AZİZ YAĞAN

Ya 23 Nisan 1915 ve öncesi, yani ‘Naxamah’?

Yani 24 Nisan ve sonrasını değil de 23 Nisan gecesine kadar yaşamını sürdürmüş, ancak 24 Nisan’dan itibaren ortadan kaybolmaya başlamış akrabalar, aile dostları, komşuları, arkadaşları anılabilir.

1915’in 24 Nisan gününe değil, 23 Nisan gününe dönelim. O gün Osmanlı yönetimi altındaki Ermeniler ve Süryaniler günlük uğraşlarına devam ediyordu. Hayat önceki günler gibi akıyordu. Öğün yemekleri, ev işleri, işyeri işleri, tatlılar, kahveler, çaylar, likörler, kaytarmalar, yardımlaşmalar...

Süryani ve Ermeni toplumu, 24 Nisan günü ile fiilen başlayıp devam edecek günlerin farkında değildi, olamazdı. Bu nedenle Ermeni ve Süryani toplumunun 24 Nisan ve sonrasını anmanın yanı sıra 23 Nisan ve öncesini de anmak gerekir.

23 Nisan 2025’te ve sonraki 23 Nisan günlerinde her iki toplum kayıplarını anabilir; isimleri, yemekleri, tatlıları, içecekleri, kıyafetleri, işleri, ev içi ve ev dışı ilişkileri ile.

Her 23 Nisan günü anma programı yaparak bir araya gelinebilir. Eğer bu yapılamıyorsa her Ermeni ve Süryani bireyi de dünyanın her neresindeyse bu anmayı yapabilir.

Yani 24 Nisan ve sonrasını değil de 23 Nisan gecesine kadar yaşamını sürdürmüş, ancak 24 Nisan’dan itibaren ortadan kaybolmaya başlamış akrabalar, aile dostları, komşuları, arkadaşları anılabilir. Ermeni ve Süryani büyüklerin çocuklarına aktardığı kişilerin isimleri, meslekleri, anıları, huyları anılabilir. Program; varsa Ermeni ve Süryani mezarlıkları ziyareti ile başlayabilir. 24 Nisan 1915’te hayatta kalabilmiş ancak başka bir din, bir başka milliyetten olduğunu ifade edenler de mezarlıklarında ziyaret edilebilir.

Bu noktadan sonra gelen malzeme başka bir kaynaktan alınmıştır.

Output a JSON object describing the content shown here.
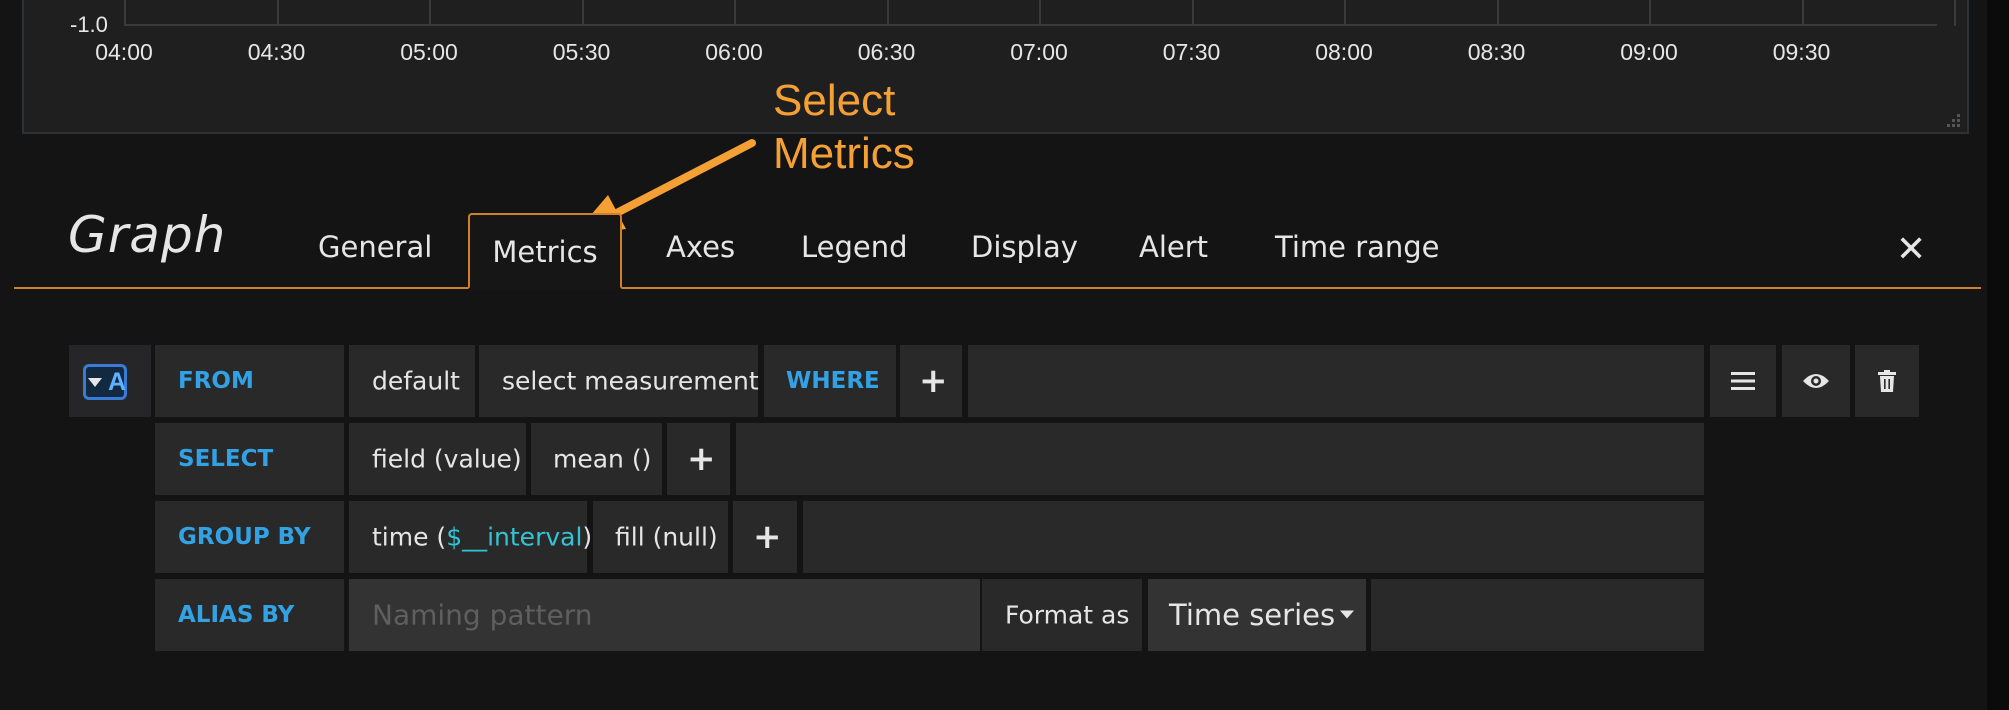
{
  "graph": {
    "y_ticks": [
      "-1.0"
    ],
    "x_ticks": [
      "04:00",
      "04:30",
      "05:00",
      "05:30",
      "06:00",
      "06:30",
      "07:00",
      "07:30",
      "08:00",
      "08:30",
      "09:00",
      "09:30"
    ]
  },
  "annotation": {
    "line1": "Select",
    "line2": "Metrics",
    "color": "#f5a035"
  },
  "editor": {
    "title": "Graph",
    "tabs": [
      "General",
      "Metrics",
      "Axes",
      "Legend",
      "Display",
      "Alert",
      "Time range"
    ],
    "active_tab": "Metrics",
    "close_icon": "close-icon",
    "accent_color": "#d17f29"
  },
  "query": {
    "ref_id": "A",
    "from_label": "FROM",
    "policy": "default",
    "measurement": "select measurement",
    "where_label": "WHERE",
    "plus": "+",
    "select_label": "SELECT",
    "field": "field (value)",
    "aggregation": "mean ()",
    "group_by_label": "GROUP BY",
    "time_prefix": "time (",
    "time_interval": "$__interval",
    "time_suffix": ")",
    "fill": "fill (null)",
    "alias_label": "ALIAS BY",
    "alias_placeholder": "Naming pattern",
    "format_label": "Format as",
    "format_value": "Time series",
    "row_icons": [
      "menu-icon",
      "eye-icon",
      "trash-icon"
    ],
    "label_color": "#33a2e5"
  }
}
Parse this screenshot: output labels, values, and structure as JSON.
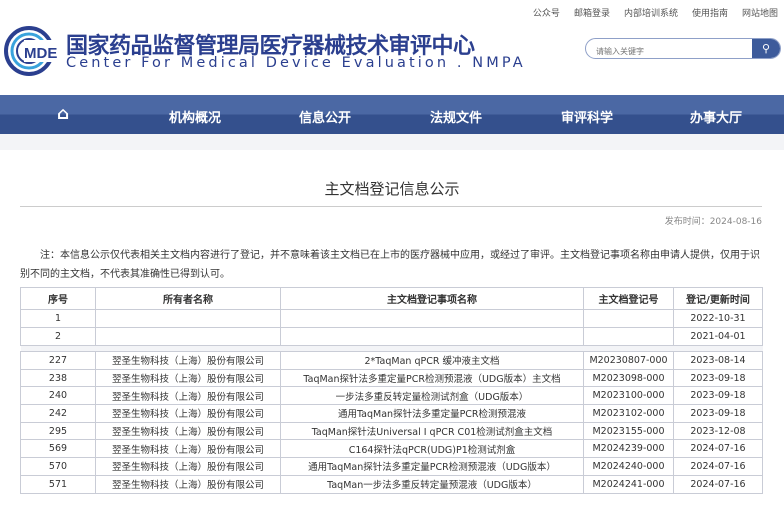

Unutmamak ve yeni ve sonraki kuşak Ermenilere unutturmamak ve anımsatması için özel bir gün programlamak yerinde bir anma olabilir. 23 Nisan anma programının gelenekselleşmesi ve yaygınlaşması ile akrabaların isimleri ve yaşantılarıyla yaşaması sürdürülebilir.

Bu anma ile tamamen akrabalığa, cemaate ve yaşantıya dayalı hatırlama, unutmama sağlanabilir ve böylece toplumsal hafızanın canlı tutulmasına katkı verilebilir. Kayıpların sadece insani yönü ile ilgilenerek 24 Nisan’ın demografik, siyasi, ekonomik, sosyal vs. yönlerine asla değinmeden sadece kaybolan bireyler anılabilir ve ‘Onlar kimlerdi ve 23 Nisan gününe dek onlar nasıl yaşadı?’ konuşmaları yapılabilir.

23 Nisan 1915 ve öncesi hafızasını yani ‘naxamah’ı [ölüm öncesi] teslim sonraki nesiller için gerekiyor.